Vorrei credere che questo salmo non fosse che la parte di un più ampio
componimento, e che la divisione canonica avesse lasciato il testo incompiuto.
Dal momento però che nessun commento autorevole (né quello della "Bible de
Jérusalem" né quello della “Traduction oecuménique de la Bible")
accennano ad una simile ipotesi, devo accettare tale anomalia che mi lascia
perplesso e sgomento. Anche fra gli autori ispirati, quindi, vi è stato chi ha
conosciuto il dubbio metafisico, chi non è stato illuminato dalla speranza.
Certo, può trattarsi di un episodio nella vita di un poeta sacro, e la speranza
può essere rinata, non però nello stesso salmo, come avviene negli altri casi.

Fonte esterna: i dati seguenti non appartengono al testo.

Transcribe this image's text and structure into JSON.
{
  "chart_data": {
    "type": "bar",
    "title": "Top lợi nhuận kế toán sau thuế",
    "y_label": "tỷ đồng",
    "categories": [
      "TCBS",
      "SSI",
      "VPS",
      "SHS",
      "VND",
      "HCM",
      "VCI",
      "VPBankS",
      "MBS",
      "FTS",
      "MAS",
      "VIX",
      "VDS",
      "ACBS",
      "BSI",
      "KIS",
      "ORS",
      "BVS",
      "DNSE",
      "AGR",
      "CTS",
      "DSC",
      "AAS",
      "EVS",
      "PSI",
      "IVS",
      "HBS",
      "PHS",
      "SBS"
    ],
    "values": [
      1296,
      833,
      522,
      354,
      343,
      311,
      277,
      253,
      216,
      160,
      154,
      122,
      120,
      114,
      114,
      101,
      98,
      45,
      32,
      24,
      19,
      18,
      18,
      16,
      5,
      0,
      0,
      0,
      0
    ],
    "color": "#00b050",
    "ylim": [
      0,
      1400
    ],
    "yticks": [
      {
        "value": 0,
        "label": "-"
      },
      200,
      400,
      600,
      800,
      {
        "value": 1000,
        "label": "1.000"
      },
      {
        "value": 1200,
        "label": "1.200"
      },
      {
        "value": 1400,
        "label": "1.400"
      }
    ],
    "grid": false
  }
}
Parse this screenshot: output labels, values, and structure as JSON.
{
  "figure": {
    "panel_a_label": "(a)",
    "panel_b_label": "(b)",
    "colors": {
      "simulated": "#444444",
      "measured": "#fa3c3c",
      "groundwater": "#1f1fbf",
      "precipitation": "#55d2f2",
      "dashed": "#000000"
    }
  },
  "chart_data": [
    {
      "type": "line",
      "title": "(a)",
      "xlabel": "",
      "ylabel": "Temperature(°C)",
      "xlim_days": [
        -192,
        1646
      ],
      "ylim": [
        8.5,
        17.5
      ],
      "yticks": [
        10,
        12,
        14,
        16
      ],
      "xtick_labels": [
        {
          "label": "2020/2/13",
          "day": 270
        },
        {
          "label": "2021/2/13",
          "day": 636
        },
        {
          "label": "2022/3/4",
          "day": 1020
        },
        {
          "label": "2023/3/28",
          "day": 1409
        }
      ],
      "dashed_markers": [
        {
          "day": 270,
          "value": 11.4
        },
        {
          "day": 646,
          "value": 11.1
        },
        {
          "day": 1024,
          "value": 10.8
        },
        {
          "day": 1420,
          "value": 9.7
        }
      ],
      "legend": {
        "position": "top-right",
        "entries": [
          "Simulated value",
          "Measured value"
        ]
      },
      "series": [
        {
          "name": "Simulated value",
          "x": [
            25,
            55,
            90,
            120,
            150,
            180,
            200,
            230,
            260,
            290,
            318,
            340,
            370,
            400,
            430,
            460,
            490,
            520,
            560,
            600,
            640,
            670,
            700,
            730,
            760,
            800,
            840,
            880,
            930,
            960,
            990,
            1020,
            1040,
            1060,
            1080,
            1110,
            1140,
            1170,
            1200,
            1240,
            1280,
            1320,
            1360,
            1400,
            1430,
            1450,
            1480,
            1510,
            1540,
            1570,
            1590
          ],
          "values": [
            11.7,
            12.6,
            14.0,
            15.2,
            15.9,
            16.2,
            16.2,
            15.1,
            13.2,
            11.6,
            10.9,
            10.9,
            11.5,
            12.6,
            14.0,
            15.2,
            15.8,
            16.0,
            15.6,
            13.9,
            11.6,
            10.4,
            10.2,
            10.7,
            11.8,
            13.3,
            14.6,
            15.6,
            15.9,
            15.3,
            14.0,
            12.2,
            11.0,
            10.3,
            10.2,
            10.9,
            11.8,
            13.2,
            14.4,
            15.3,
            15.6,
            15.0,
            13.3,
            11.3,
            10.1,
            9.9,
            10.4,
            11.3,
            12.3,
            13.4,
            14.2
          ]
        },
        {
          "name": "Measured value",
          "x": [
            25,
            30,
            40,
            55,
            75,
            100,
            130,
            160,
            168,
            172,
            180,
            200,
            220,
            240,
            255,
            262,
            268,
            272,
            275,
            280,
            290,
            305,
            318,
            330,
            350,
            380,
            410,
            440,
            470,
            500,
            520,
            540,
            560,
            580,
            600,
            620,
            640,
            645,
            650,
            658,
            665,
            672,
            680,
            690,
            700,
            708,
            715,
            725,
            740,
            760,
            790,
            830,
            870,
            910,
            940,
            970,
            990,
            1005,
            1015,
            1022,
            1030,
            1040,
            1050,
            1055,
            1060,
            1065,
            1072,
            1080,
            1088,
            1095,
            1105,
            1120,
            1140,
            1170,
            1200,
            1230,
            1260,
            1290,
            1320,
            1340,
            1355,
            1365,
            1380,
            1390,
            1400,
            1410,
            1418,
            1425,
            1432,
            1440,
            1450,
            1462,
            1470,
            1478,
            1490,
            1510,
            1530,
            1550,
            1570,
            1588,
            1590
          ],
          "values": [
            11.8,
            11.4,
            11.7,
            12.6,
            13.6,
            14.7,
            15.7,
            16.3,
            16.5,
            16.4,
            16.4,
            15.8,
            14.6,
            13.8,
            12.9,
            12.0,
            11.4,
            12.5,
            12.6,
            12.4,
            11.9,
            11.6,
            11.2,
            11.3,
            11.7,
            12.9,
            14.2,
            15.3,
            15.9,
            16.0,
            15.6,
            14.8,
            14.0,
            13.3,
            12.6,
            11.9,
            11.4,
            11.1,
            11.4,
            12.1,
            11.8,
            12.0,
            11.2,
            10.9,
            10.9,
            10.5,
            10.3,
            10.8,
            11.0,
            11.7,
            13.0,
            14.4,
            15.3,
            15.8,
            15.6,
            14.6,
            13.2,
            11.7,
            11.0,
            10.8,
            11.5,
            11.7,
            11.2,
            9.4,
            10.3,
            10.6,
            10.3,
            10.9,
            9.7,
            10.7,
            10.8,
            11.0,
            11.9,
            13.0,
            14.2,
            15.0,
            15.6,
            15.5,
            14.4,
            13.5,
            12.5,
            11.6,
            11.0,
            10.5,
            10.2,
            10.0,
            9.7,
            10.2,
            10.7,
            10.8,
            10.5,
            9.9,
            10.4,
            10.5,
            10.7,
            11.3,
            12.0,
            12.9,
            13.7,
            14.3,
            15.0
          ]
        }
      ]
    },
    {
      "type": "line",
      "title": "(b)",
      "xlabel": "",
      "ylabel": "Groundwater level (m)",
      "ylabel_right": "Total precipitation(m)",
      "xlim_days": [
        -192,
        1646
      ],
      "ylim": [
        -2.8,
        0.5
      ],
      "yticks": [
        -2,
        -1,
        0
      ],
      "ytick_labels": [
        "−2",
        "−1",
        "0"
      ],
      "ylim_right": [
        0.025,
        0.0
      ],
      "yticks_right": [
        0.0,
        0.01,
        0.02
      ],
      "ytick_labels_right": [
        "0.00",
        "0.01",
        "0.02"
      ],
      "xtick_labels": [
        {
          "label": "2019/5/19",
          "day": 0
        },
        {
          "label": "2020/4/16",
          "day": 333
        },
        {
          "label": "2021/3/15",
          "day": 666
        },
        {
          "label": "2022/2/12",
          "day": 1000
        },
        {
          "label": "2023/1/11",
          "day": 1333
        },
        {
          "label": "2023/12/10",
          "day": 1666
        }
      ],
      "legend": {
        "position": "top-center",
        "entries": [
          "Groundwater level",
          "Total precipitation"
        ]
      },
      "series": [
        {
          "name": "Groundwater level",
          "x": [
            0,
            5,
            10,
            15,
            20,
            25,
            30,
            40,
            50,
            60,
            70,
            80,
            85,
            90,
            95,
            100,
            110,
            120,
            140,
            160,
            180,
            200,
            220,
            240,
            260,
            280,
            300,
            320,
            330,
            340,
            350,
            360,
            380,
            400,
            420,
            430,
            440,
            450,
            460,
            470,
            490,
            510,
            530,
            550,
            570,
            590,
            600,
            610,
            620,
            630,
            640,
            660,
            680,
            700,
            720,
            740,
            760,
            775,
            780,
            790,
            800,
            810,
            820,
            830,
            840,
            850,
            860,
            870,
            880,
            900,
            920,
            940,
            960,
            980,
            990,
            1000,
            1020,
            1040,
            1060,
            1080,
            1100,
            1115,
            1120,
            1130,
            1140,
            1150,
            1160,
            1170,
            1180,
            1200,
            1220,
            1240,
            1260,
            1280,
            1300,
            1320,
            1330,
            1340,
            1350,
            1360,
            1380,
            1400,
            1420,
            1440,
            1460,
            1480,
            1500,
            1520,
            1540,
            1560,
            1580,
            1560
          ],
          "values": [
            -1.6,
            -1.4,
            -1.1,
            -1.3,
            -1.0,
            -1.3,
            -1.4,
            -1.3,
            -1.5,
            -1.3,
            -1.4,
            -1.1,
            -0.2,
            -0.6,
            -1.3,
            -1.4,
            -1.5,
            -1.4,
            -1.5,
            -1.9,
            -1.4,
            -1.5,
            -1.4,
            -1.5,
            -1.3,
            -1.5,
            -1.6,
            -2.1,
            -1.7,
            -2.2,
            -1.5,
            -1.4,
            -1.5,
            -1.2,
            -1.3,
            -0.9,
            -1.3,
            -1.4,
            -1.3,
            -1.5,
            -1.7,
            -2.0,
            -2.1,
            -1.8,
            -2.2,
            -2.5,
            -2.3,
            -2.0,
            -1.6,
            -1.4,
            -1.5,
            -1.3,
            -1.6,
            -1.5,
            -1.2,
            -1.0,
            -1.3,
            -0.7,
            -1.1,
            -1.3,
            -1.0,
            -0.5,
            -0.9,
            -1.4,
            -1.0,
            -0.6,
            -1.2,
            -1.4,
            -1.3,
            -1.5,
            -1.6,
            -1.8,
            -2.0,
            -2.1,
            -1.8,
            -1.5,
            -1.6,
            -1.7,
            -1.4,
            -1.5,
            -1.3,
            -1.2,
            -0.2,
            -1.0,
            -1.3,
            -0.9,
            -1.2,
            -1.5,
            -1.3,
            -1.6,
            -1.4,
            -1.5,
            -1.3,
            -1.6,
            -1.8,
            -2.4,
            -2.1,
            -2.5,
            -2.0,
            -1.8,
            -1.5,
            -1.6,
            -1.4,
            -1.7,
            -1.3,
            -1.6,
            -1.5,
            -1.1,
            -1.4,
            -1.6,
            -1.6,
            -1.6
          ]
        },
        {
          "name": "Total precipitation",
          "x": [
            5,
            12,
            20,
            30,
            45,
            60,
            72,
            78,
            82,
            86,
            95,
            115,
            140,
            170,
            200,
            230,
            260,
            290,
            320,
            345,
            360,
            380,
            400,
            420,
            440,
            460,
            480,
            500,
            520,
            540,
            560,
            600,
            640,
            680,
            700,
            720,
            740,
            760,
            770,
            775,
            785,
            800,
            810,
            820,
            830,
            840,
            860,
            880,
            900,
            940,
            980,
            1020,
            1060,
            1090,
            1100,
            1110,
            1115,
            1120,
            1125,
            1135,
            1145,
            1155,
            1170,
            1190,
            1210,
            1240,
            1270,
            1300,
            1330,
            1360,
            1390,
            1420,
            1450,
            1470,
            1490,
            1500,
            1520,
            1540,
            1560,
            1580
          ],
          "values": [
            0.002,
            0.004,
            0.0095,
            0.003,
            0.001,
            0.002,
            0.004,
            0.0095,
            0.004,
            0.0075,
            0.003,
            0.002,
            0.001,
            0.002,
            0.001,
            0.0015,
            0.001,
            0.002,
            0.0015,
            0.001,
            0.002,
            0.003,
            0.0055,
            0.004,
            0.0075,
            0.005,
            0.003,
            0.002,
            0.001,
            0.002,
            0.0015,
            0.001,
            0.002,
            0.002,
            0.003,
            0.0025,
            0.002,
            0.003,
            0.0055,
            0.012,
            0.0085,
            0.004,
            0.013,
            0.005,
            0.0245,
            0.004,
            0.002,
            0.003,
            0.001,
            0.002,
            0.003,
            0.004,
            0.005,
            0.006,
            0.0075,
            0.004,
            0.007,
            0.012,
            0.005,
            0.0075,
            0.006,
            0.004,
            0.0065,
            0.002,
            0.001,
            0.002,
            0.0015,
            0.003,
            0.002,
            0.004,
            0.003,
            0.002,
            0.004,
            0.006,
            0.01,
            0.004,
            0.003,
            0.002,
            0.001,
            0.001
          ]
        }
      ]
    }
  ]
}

Avviene anche nella nostra vita e nella storia che certe situazioni siano come
conchiuse in negativo: lo sterminio di milioni di.Ebrei nella Seconda Guerra
Mondiale fa parte certo del disegno di salvezza di Dio, ma questo passa
attraverso un cammino tanto paradossale che non si riesce a trovare nessuna
spiegazione umana a tale fatto, anzi, non si riesce neppure ad accettarlo, ed
anche se si levano le mani verso Dio per la preghiera, questa non ha il suono
della lode, ma della domanda angosciata che, non ricevendo risposta,
spasima nell'interrogativo:
"perché, perché?”. Dio ci perdona certo questi momenti di troppo audace
interpellazione, perché sa che il parossismo della sofferenza ci inebria come
il vino forte.
Soltanto Gesù può del resto rendere la vera lode, perché soltanto lui è disceso sino in. fondo alla morte, alla morte sua ed a quella di tutti gli uomini, e così ha dato senso alla nostra morte ed ha salvato per sempre la nostra gioia. L'autore del salmo 87 non poteva sapere che la morte si vince solo con la morte (“thanàto thànaton patìsas”, ossia "con la morte calpestando la morte” si canta nel tropario di Pasqua nella liturgia bizantina). E tante volte anche noi lo dimentichiamo, invece di fare come lui, che pregò il Padre per essere liberato dalla morte; e Dio lo esaudì, dichiarandolo risuscitato: “Durante la sua vita terrena, Gesù si rivolse a Dio elle poteva salvarlo dalla morte, offrendo preghiere e suppliche accompagnate da forti grida e lacrime. E poiché Gesù era sempre stato fedele a lui, Dio lo ascoltò. Benché fosse il Figlio di Dio, tuttavia imparò l'ubbidienza da quel che dovette patire" (Eb 5,1-8).